In July of 1960, Marilyn Monroe reported to Fox Studios in Manhattan to begin principle photography for The Misfits.
The film, written by her husband, Arthur Miller, would prove to be Monroe’s final completed project before a barbiturate overdose claimed her life at the age of 36.
For decades, the actress’ final years have been a subject of profound fascination for Hollywood historians and conspiracy theorists alike, and now, newly uncovered photos are certain to set off yet another wave of scrutiny and speculation.
While on set at Fox, Monroe posed for a number of photographs taken by her friend Frieda Hull.
The photos were auctioned off in Hollywood last year and purchased by a friend and neighbor of Hull’s named Tony Michaels for the surprisingly paltry sum of $2,240.
Michaels says the reason he took such an interest in the images, while others saw nothing noteworthy about them, is that he was in on a secret few others were aware of:
According to Michaels, Marilyn was pregnant when she posed for Hull.
Michaels says Monroe went to great lengths to conceal the pregnancy, as she was expecting a child not by Miller, but the French actor Yves Montand, with whom she had starred in a film (perhaps rather aptly) titled Let’s Make Love.
In August of 1960, legendary director John Huston shut down production on The Misfits to send Monroe to a Nevada hospital for detox treatment.
Between the timing of her hospitalization and her appearance in the Hull photos, many are now convinced that Monroe was hiding a pregnancy that was either lost or terminated some time in the summer of that year.
Hull says the so-called “pregnancy slides” (some of which were published today by UK tabloid The Daily Mirror) offer conclusive evidence that Marilyn was, at one point, several months along in a pregnancy she successfully hid from her husband and adoring public.
New mementos or documents that purport to shed some light on the screen icon’s dark final days seem to surface every year or two.
In 2013, auctioneers claimed to have gotten ahold of Monroe’s plastic surgery records.

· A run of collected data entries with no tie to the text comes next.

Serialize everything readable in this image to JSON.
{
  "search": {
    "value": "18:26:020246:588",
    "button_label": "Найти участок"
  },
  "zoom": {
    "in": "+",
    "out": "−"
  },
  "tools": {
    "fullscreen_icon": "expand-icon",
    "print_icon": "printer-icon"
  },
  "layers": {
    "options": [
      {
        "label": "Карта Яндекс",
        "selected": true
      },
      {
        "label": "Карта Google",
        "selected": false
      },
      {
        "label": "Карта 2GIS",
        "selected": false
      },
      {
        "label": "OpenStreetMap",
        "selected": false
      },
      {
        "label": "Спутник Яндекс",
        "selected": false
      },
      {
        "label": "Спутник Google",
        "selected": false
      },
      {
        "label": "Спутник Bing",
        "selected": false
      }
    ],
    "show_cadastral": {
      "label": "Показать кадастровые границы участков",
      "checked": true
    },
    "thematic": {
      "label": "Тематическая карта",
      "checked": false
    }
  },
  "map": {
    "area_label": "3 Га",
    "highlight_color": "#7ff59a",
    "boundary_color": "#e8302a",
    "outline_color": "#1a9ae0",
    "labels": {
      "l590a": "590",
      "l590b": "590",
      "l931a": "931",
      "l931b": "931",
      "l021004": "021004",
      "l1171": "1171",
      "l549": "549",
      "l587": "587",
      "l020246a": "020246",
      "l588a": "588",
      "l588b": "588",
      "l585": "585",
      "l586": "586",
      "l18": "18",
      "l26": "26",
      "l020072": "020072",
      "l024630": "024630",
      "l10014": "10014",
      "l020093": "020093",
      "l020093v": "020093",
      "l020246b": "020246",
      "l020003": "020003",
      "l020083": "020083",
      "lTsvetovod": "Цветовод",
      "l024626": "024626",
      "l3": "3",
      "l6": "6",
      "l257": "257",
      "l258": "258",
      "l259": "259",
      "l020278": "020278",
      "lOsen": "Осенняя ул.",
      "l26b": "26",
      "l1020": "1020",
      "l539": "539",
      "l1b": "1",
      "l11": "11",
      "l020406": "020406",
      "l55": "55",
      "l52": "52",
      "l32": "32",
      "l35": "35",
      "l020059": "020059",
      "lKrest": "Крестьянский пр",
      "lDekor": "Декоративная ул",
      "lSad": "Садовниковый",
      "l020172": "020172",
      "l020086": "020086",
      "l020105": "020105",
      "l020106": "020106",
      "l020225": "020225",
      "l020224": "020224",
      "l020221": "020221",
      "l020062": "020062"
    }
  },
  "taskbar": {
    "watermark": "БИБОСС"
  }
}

In 2014, a former Hollywood bodyguard put what he described as a sex tape featuring Monroe and John F. Kennedy on the market.
(Not surprisingly, his claims were later debunked.)
The demand for such items is a testament to the enduring fascination with Monroe’s life and untimely death.
In all likelihood, they’ll continue to surface and promise “evidence” about her life that will become more and more dubious as the years pass by.
It seems improbable that the remaining mysteries surrounding Monroe’s life, health, emotional state, and death will ever be solved.
But it also seems certain that her fans will never stop looking for the answers.